Yellow Star is a biographical children's novel that is written in free verse. It depicts life through the eyes of a young Jewish girl whose family was forced into the Łódź Ghetto in 1939 during World War II.
The story revolves around the author's aunt (Syvia) who shared her childhood memories with Roy more than 50 years after the ghetto's liberation. The author added fictionalized dialogue, but did not alter the story.
The book covers Syvia's life from age 4 1/2 to 10 years old in the ghetto. Syvia, her older sister Dora, and her younger cousin Isaac were three of only twelve children who survived.
In 1939, the Nazis invaded Poland and forced that nation's second-largest community of Jews, 270,000 strong, into one section of the city of Łódź, which they later walled off to form a ghetto. In 1941, thousands of Jews form other countries were also moved into the Łódź ghetto. They came from Germany, Austria, Czechoslovakia, and Luxembourg.
Before the invasion, Syvia and her family lived in Łódź. After her father heard rumors that Germans were planning to invade, the family traveled by buggy to Warsaw. Unable to find housing or work, the family returned to Lodz.
When the Germans did invade, they forced Łódź-area Jews (including Syvia's family) to relocate into a ghetto - a segregated section of the city.
The book relates Syvia's explanations of what life in the ghetto was like: her friends, people around the ghetto, jobs, and her schedule. It shares how Syvia's family was forced to sell her doll, leaving her with rags and buttons as her playthings.
When the other Jewish children were sent to Chelmno, Syvia's family smuggled the children from cellar to cellar. The adults would provide a distraction so the soldiers attention would be focused elsewhere while children were smuggled from cellar to cellar. As Syvia's father said, "Many people worked together to save [the] children. We are blessed to have such good people around us."
From Syvia's perspective, she said, "This is not what it was like when I played with Hava and Itka. We had energy to have fun, but now that we are children of the cellar, we just lie around or sit propped against a wall and wait for the grown-ups to visit. We all know how to hide, to keep quiet so that the Nazis don't find us."
The book also many tragic events and the way people were treated:
- the average daily food ration per person was about 1,000 calories. The quality of food was very poor. Dirt, ground glass, and other particles were found in the flour, and the only food available was often rotten.

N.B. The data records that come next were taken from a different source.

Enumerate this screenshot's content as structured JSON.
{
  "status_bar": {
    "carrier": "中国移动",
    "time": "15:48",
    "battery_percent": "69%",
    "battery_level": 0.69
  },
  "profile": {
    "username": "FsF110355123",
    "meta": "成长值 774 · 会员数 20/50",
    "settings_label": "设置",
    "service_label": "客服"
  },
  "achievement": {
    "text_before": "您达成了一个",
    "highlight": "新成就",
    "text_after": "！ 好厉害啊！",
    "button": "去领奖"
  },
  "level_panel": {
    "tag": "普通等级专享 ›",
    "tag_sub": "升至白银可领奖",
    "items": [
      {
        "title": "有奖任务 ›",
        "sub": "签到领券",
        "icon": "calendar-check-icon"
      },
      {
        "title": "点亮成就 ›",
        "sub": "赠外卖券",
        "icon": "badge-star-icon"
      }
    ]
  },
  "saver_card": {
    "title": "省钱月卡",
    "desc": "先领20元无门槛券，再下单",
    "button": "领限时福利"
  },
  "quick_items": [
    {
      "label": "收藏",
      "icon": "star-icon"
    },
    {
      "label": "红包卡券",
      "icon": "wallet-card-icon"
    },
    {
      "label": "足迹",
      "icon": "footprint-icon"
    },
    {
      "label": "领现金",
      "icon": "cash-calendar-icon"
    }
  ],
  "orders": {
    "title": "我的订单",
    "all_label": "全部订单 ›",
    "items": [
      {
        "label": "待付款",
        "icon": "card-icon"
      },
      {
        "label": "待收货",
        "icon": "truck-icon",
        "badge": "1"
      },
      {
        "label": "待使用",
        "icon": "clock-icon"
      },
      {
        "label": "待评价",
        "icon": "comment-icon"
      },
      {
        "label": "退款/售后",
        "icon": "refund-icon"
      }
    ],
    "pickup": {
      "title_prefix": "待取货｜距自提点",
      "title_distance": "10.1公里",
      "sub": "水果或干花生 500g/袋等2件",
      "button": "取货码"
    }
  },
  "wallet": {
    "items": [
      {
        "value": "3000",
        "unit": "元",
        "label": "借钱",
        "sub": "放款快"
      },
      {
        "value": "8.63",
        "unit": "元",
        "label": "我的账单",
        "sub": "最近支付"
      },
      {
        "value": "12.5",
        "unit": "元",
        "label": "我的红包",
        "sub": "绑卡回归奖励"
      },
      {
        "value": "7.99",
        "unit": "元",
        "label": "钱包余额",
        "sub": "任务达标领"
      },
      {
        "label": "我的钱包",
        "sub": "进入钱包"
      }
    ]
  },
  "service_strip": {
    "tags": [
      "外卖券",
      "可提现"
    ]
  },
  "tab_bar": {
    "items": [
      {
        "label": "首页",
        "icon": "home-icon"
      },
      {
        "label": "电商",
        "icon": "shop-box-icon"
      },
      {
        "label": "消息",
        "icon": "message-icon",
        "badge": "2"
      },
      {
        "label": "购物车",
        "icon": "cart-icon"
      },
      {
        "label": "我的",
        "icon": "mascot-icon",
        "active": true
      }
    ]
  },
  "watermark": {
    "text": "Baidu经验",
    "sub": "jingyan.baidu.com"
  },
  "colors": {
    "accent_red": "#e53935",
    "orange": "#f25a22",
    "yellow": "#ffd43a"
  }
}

- people did not have any of their pets in the ghetto. They would have been killed for meat.
- in January 1942, the Nazis began deporting people from the Łódź ghetto. They ordered people onto trains, telling them they were needed to work elsewhere. This was a lie. The Nazis had planned their "Final Solution"...by [building] concentration camps, also called extermination camps.
- in September 1942, the Germans declared a curfew called the Gehsperre (ban on movement). Survivors of this brutal time called it the Sperre. The Sperre's main focus was on children under the age of ten and adults over sixty-five. Parents were reassured that their children were being taken to a better, safer place where they would have food and fresh air; and be watched while the parents are at work. Again, it was a lie. They had gone to the Chelmno extermination camp to die.
- to hide from the Nazis, children and their parents would lay in graves in cemeteries. When danger had passed, the little ones would emerge from behind gravestones and return to their families.
- there were 69 factories in the Łódź ghetto with more than 70,000 workers. Most of the factories produced textiles; and some built munitions.
- by mid-1944, all of the ghettos - except for Łódź - had been destroyed. The Nazis came to Łódź to ask for volunteers to help clean up cities in Germany that had been bombed. The Jews in Łódź were suspicious, but the Nazis made it seem like a legitimate request. So, volunteers lined up at the train station. Soldiers carefully checked their luggage, and apologized for the uncomfortable method of travel. Freight cars, they explained, were the only transportation not being used to fight in the war. By July 15, 1944, 7,175 "volunteers" had taken the trains and were taken to Chelmno extermination camp, where they were killed.
- from August 27-30, 1944, the Nazis ordered the Łódź ghetto to be emptied of people. Over 74,000 residents of Łódź were transported by freight trains to Auschwitz-Birkenau, where crematory ovens burned 24 hours a day. Approximately 1,200 Jews were left behind in the ghetto to clean it up.
When the people remaining at the Łódź ghetto were freed at the end of the war by the Russians, the Russian soldiers brought chocolate for the children. Many had never tasted chocolate before, so it was a welcome treat...in addition to being liberated and free.
This is a very sobering book to read since it is told from a child's perspective. The strength and courage these children had throughout their childhood is impressive...and unfathomable. What bravery these young ones - and their families as well - showed through such challenging times is a testament to their character. Yellow Star is definitely a book worth reading for this reason alone.